三浦(電通):分科会③ではどういった取り組みを行っているのでしょうか?

鈴木(七十七銀行):先ほどもお伝えした通り、私たちは企業の経営者とのつながりを強みとしています。この分科会では参加企業が有するネットワークや専門的知見などを生かしたBtoBのアプローチにより、防災・減災の意識を地域社会全体に浸透させていくことを目指しています。

たとえば、企業が事業を継続的に行う上で、BCP(事業継続計画)(※)の策定は重要なテーマの一つです。BCPを検討・見直す過程では、保険や資金繰り、建物の耐震性、インフラ、データ(ネットワーク環境)など、さまざまな経営課題に直面することになります。

地域の企業さまに防災・減災の意識を浸透させ、こうした経営課題と向き合っていくことで、結果として企業の経営力の向上にもつながります。そして、ゆくゆくはそれが地域経済を回す原動力になっていくと考えています。

※BCP(Business Continuity Plan)=事業継続計画。地震や豪雨などの災害時でも、企業が重要な業務を止めず、早期に再開するための方針や行動計画。

三浦(電通):なるほど。防災・減災という視点から企業の経営力を高め、地域経済の循環につなげていくということなんですね。

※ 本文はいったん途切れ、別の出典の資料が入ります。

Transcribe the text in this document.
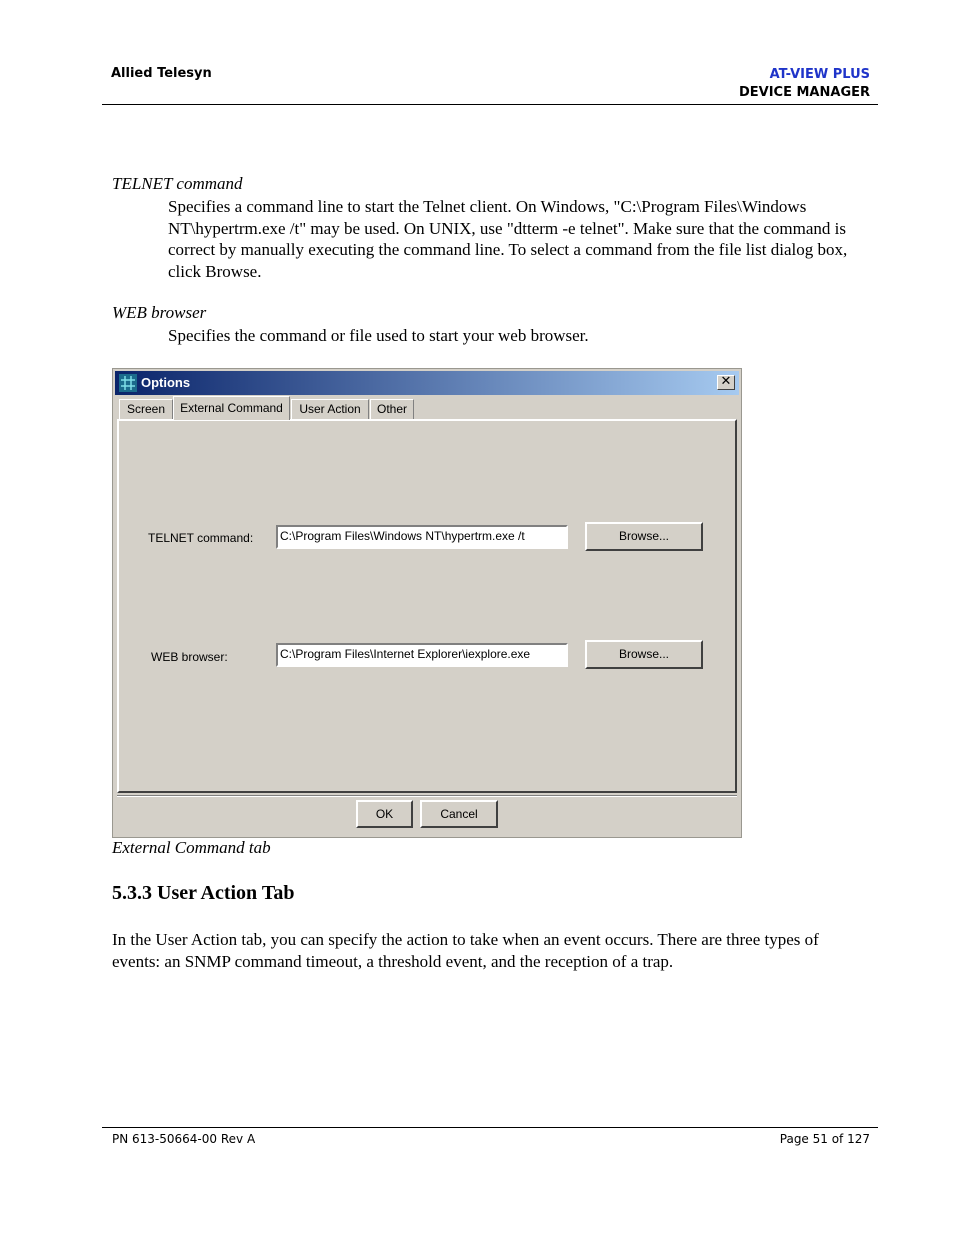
Allied Telesyn	AT-VIEW PLUS
DEVICE MANAGER
TELNET command
Specifies a command line to start the Telnet client. On Windows, "C:\Program Files\Windows NT\hypertrm.exe /t" may be used. On UNIX, use "dtterm -e telnet". Make sure that the command is correct by manually executing the command line. To select a command from the file list dialog box, click Browse.
WEB browser
Specifies the command or file used to start your web browser.
Options	✕
Screen	External Command	User Action	Other
TELNET command:	C:\Program Files\Windows NT\hypertrm.exe /t	Browse...
WEB browser:	C:\Program Files\Internet Explorer\iexplore.exe	Browse...
OK	Cancel
External Command tab
5.3.3 User Action Tab
In the User Action tab, you can specify the action to take when an event occurs. There are three types of events: an SNMP command timeout, a threshold event, and the reception of a trap.
PN 613-50664-00 Rev A	Page 51 of 127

「Xross Innovation BOSAI」は、参画企業の価値(強み・アセット)を掛け合わせ、さまざまなイノベーションを創出することで防災・減災につなげていくことを目的としています。あわせて、コンソーシアムへの参画を通して、参画企業の皆さまが本業の中で実現したいことをカタチにする取り組みにしていきたいと考えています。コンソーシアム内では、本業の中で実現したいことを「参画企業の“エゴ”」と表現しており、コンソーシアムを運営するわれわれ電通としては、防災・減災の実現と「参画企業の“エゴ”」の実現の両立を強く意識し推進しています。七十七銀行さんにとって、実現したい“エゴ”はどんなことでしょうか?

鈴木(七十七銀行): やはり、地域のお客さまの経営力を高めることです。経営課題を解決することが、結果としてわれわれの提案力や課題解決力の広がりにもつながります。防災を軸に、BCPの策定支援、保険の提案、資金投入、DXの推進など、あらゆる課題解決につなげていくことで、地域経済が回っていくのだと考えています。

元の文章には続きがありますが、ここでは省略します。